Most Asian stock markets rose Wednesday after a stunning rally on Wall Street as investors awaited possible interest rate cuts from central banks in the U.S. and Japan.
Japan's market was by far the best performer: the Nikkei 225 index jumped 589.98 points, or 7.7%, to 8,211.90.
But elsewhere, the regional rally fizzled by the afternoon as traders cashed in profits amid fresh worries about company earnings.
Hong Kong's Hang Seng Index, up nearly 5% in early trading, trimmed its gain to 1.3% after a spectacular 14.4% rise the day before. Australia's S&P/ASX200 climbed 1.3%.
South Korea's index, however, pared its morning gains and dropped 3.6% as bank stocks pulled back on fears they may cut dividends after the government guaranteed their foreign currency loans.
The region's broader move higher came after a massive overnight advance on Wall Street, where the Dow Jones industrial average soared nearly 900 points, or 10.9%, to 9,065.12 to its second-largest point gain following rises in Asian and European markets earlier in the day.

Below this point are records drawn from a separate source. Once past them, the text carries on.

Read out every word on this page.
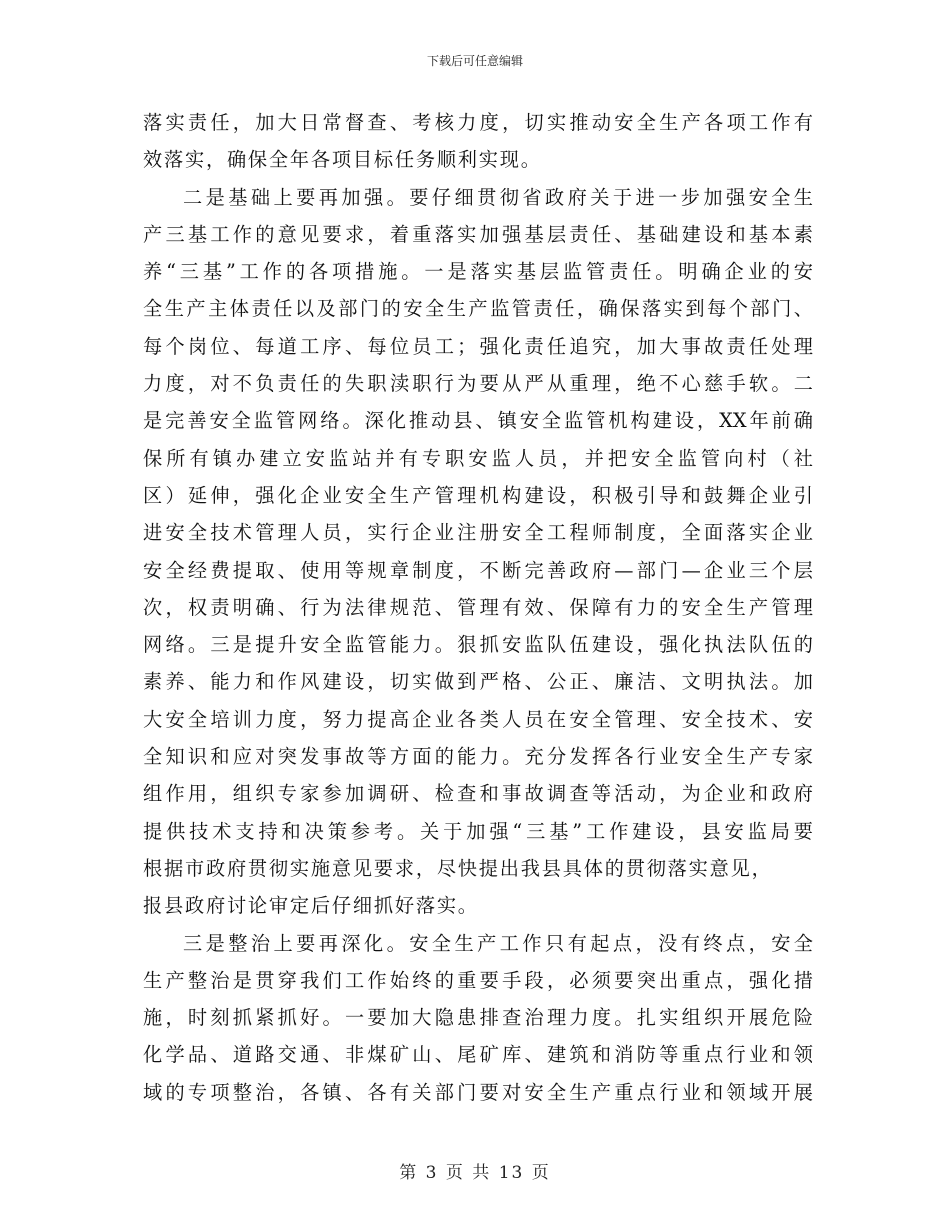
下载后可任意编辑
落实责任，加大日常督查、考核力度，切实推动安全生产各项工作有
效落实，确保全年各项目标任务顺利实现。
二是基础上要再加强。要仔细贯彻省政府关于进一步加强安全生
产三基工作的意见要求，着重落实加强基层责任、基础建设和基本素
养“三基”工作的各项措施。一是落实基层监管责任。明确企业的安
全生产主体责任以及部门的安全生产监管责任，确保落实到每个部门、
每个岗位、每道工序、每位员工；强化责任追究，加大事故责任处理
力度，对不负责任的失职渎职行为要从严从重理，绝不心慈手软。二
是完善安全监管网络。深化推动县、镇安全监管机构建设，XX年前确
保所有镇办建立安监站并有专职安监人员，并把安全监管向村（社
区）延伸，强化企业安全生产管理机构建设，积极引导和鼓舞企业引
进安全技术管理人员，实行企业注册安全工程师制度，全面落实企业
安全经费提取、使用等规章制度，不断完善政府—部门—企业三个层
次，权责明确、行为法律规范、管理有效、保障有力的安全生产管理
网络。三是提升安全监管能力。狠抓安监队伍建设，强化执法队伍的
素养、能力和作风建设，切实做到严格、公正、廉洁、文明执法。加
大安全培训力度，努力提高企业各类人员在安全管理、安全技术、安
全知识和应对突发事故等方面的能力。充分发挥各行业安全生产专家
组作用，组织专家参加调研、检查和事故调查等活动，为企业和政府
提供技术支持和决策参考。关于加强“三基”工作建设，县安监局要
根据市政府贯彻实施意见要求，尽快提出我县具体的贯彻落实意见，
报县政府讨论审定后仔细抓好落实。
三是整治上要再深化。安全生产工作只有起点，没有终点，安全
生产整治是贯穿我们工作始终的重要手段，必须要突出重点，强化措
施，时刻抓紧抓好。一要加大隐患排查治理力度。扎实组织开展危险
化学品、道路交通、非煤矿山、尾矿库、建筑和消防等重点行业和领
域的专项整治，各镇、各有关部门要对安全生产重点行业和领域开展
第 3 页 共 13 页
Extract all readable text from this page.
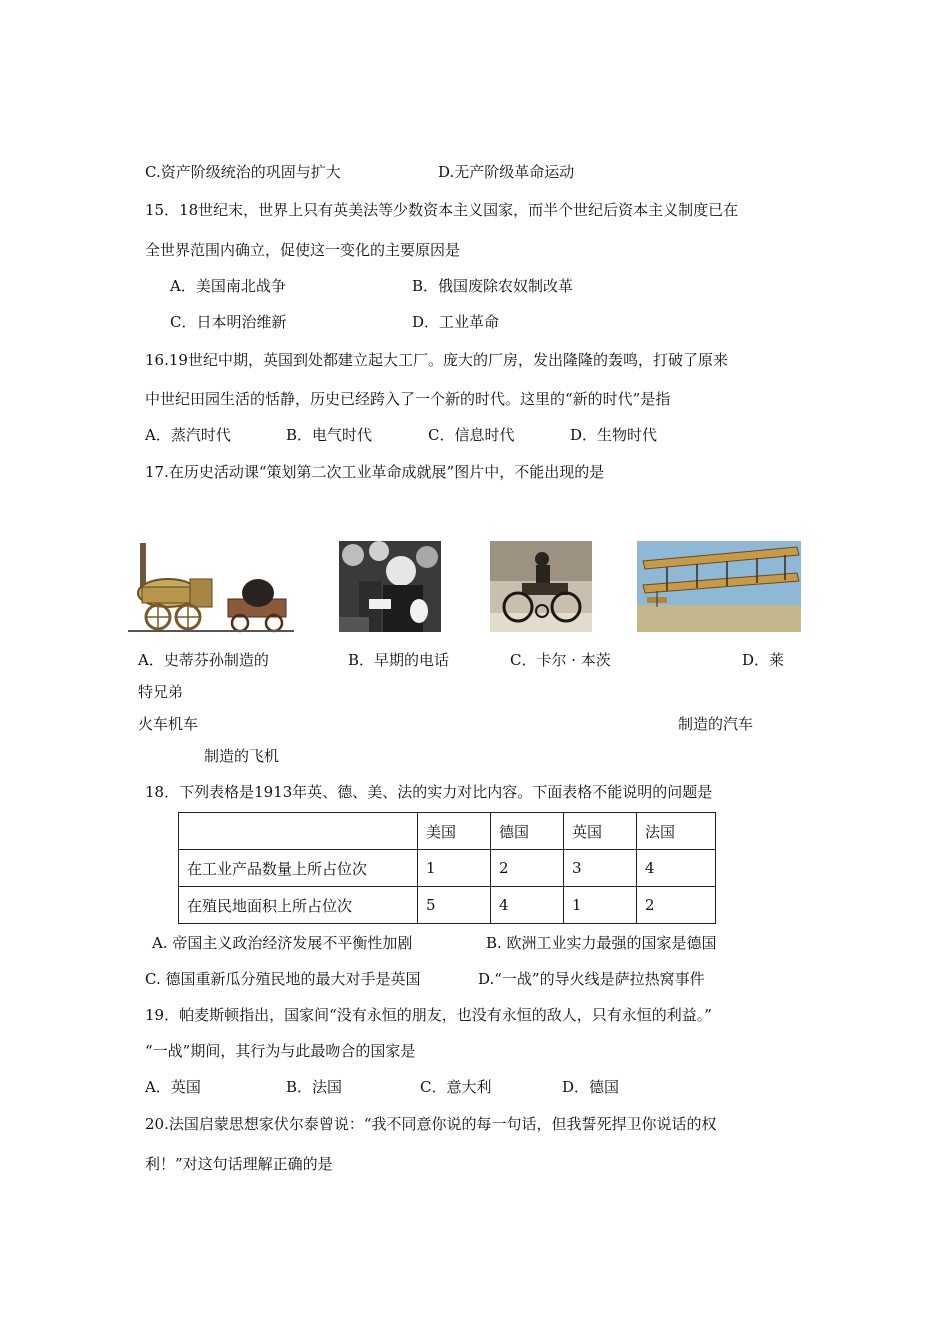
C.资产阶级统治的巩固与扩大	D.无产阶级革命运动
15．18世纪末，世界上只有英美法等少数资本主义国家，而半个世纪后资本主义制度已在
全世界范围内确立，促使这一变化的主要原因是
A．美国南北战争	B．俄国废除农奴制改革
C．日本明治维新	D．工业革命
16.19世纪中期，英国到处都建立起大工厂。庞大的厂房，发出隆隆的轰鸣，打破了原来
中世纪田园生活的恬静，历史已经跨入了一个新的时代。这里的“新的时代”是指
A．蒸汽时代	B．电气时代	C．信息时代	D．生物时代
17.在历史活动课“策划第二次工业革命成就展”图片中，不能出现的是
A．史蒂芬孙制造的	B．早期的电话	C．卡尔 · 本茨	D．莱
特兄弟
火车机车	制造的汽车
制造的飞机
18．下列表格是1913年英、德、美、法的实力对比内容。下面表格不能说明的问题是
	美国	德国	英国	法国
在工业产品数量上所占位次	1	2	3	4
在殖民地面积上所占位次	5	4	1	2
A. 帝国主义政治经济发展不平衡性加剧	B. 欧洲工业实力最强的国家是德国
C. 德国重新瓜分殖民地的最大对手是英国	D.“一战”的导火线是萨拉热窝事件
19．帕麦斯顿指出，国家间“没有永恒的朋友，也没有永恒的敌人，只有永恒的利益。”
“一战”期间，其行为与此最吻合的国家是
A．英国	B．法国	C．意大利	D．德国
20.法国启蒙思想家伏尔泰曾说：“我不同意你说的每一句话，但我誓死捍卫你说话的权
利！”对这句话理解正确的是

The U.S. Federal Reserve is expected to cut its target fed funds rate by half a point to 1% on Wednesday. Markets also were holding out hope the Bank of Japan would trim its interest rate — already at a low 0.5% — when it meets Friday after The Nikkei business newspaper reported that such a move was being considered.
"The optimism is fueled by the prospect of rate cuts," said Singapore-based investment analyst Nicole Sze of Bank Julius Baer & Co., which manages about $300 billion in assets. "Wall Street's rally brought some extra confidence to the market, reminding investors that selling might have been overdone and this might be a good time to pick some values."
"Having said that, this doesn't necessarily signify the absolute bottom and that things will be rosy from here," he said.
A weaker yen also prompted investors in Tokyo to buy exporters like Toyota Motor, which shot up 10.4%. Honda Motor jumped 18% even though on Tuesday it reported a 41% drop in quarterly profit and lowered its forecast for the full year.
The dollar weakened some Wednesday after suring above 98 yen the day before — up sharply from 93.93 yen late Monday. It was trading at 96.96 yen in Asian trading. A strong yen erodes exporters' overseas earnings.
Japanese financials also rose, with megabank Mitsubishi UFJ Financial Group up 4.4%.
Oil prices rose. Light, sweet crude for December delivery advanced $1.69 to $64.42 a barrel in Asian trade on the New York Mercantile Exchange. The contract slid 49 cents overnight to settle at $62.73, the lowest closing price since May 15, 2007.